A business is a vehicle for creating value for shareholders and other relevant stakeholders in an ethical and sustainable way.
Executives and managers, under the direction and control of the board of directors are primarily charged with the responsibility of taking decisions that will achieve these objectives of the business in an efficient, effective and sustainable manner.
Managers generally identify opportunities, develop a strategy to pursue these opportunities, design and specify the scope of operations and investments required to support the business. Finally, managers take decisions on how to finance the entire operations using a mix of debt and equity.
From a corporate finance perspective, a business generally uses finance as its key driver. Corporate finance is thus the sourcing and deployment of funds in line with the strategy of the business and in pursuit of its objectives of creating value for its shareholders and stakeholders.

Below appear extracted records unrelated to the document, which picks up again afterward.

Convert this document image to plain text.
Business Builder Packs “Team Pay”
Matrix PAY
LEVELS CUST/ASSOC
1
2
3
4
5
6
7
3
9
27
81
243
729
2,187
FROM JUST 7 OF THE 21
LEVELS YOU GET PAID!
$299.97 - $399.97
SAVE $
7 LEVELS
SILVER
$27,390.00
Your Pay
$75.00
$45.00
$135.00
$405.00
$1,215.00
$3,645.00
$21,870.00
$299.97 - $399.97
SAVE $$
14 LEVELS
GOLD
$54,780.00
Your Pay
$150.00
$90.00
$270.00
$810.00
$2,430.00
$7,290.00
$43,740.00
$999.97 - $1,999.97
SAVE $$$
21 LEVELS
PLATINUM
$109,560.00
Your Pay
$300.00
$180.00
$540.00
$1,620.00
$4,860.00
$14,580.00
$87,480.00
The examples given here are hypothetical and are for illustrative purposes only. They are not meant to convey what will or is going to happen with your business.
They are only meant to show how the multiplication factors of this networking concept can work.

Corporate financial intelligence is premised on a number of assumptions about the organisation and its quest for superior performance. These assumptions are:
- A business exists to create value for its shareholders on a sustainable basis, while delivering commensurate value to its other relevant stakeholders
- All businesses operate on the basis of a universal or unifying performance logic
- Managers are responsible for taking decisions that will improve the performance of the organisation and create value for shareholders and stakeholders
- Improved organisational performance can be opportunistic or orchestrated
- All managerial decisions have financial implications, irrespective of the domain of origination within the organisation
- No managerial decision is entirely domiciled in any one function of the business irrespective of its domain of origination
The corporate performance logic implies that managers should take decisions that increase shareholder value.
Performance = ƒ(QMD) = ƒ(CC x QI x T x F)
Corporate performance is thus a function of the quality of managerial decision (QMD), which is in turn a function of the cognitive capacity (CC) i.e knowledge and skills of the manager. Then, the quality and relevance of information about the problem and possible solutions (QI), the time available within which to solve the problem (T) and the degree of flexibility (F) that the manager has in either delaying the decision without adversely affecting the decision outcome (time flexibility) and or the flexibility to change the scope of the decision parameters to improve the likelihood of a favorable outcome (scope flexibility).
Corporate performance can thus be opportunistic, circumstantial, or orchestrated. It is opportunistic or circumstantial when a company delivers stellar performance that is not directly attributable to the skillful management and decisions of the managers, but is due to the results of favorable operating conditions, and benign competitive conditions.
Performance is orchestrated when stellar results are a product of the deliberate, consistent and effective high quality decisions by managers, whether or not the operating and competitive conditions are favorable or not.
- The Corporate Financial Intelligence Framework (CFI™) is the design of a corporate policy, system, culture and organisation that deliberately employs financial information and techniques as critical tools in evaluating business opportunities, strategies investment and financing decisions, risk evaluation, performance analysis and reward.
Organisations with a well-established Corporate Financial Intelligence Framework have high corporate financial intelligence quotient (CFIQ™) and are likely to deliver consistently better performance relative to those with low corporate financial intelligence quotient (CFIQ™).
Components of the CFI Framework are:
- Managerial Financial Intelligence, a situation in which all managers responsible for taking decisions that impacts on the performance of the business are aware of the financial implication of these decisions, and have sufficient level of financial skills and knowledge to enable them read and understand basic financial statements, and use financial tools in problem analysis, proposing solution options, making informed choices and evaluating decision outcomes.
An evaluation of a sample of Nigerian managers suggests a generally low level of managerial financial intelligence and weak adoption conditions and intentions for corporate financial intelligence framework within the organisations they manage.
- The design and implementation of Managerial Financial Information System (MFIS) for gathering, storing and distributing relevant financial information from within and outside the organisation to relevant decision makers within the firm.
- There needs to be a high level of commitment from top managers / executives and the entire organisation to the institution and adoption of corporate financial intelligence framework on a consistent basis.
- The design and implementation of firm-specific, process and function-specific key financial performance indicators (KFPI). The KFPI must comprise of both leading indicators that will direct and reward actions towards improving performance in a measurable way, and lagging indicators that will measure the results of such actions, as a basis for rewarding and sustaining performance.
- The institution of processes, systems and culture that promote and support corporate financial intelligence in the organisation. A corporate strategy and operation built around corporate financial intelligence.
Corporate financial intelligence should be driven by the leadership of the corporation, that is, the board of directors and the chief executive, and cascaded to all employees.
Following the adoption of the corporate financial intelligence framework, the organisation can develop a corporate financial intelligence scorecard, which will help define, communicate, monitor and measure the execution of corporate financial intelligence of the business over time, enabling the measurement of the corporate financial intelligence quotient (CFIQ™) of the organisation.
The design and committed adoption of the corporate financial intelligence framework, leads to high corporate financial intelligence quotient (CFIQ™) for the organisation and measurable improvement in corporate performance and shareholder value on a sustainable basis. It is conceivable that corporate financial intelligence can serve as a basis of competitive advantage for the organisation.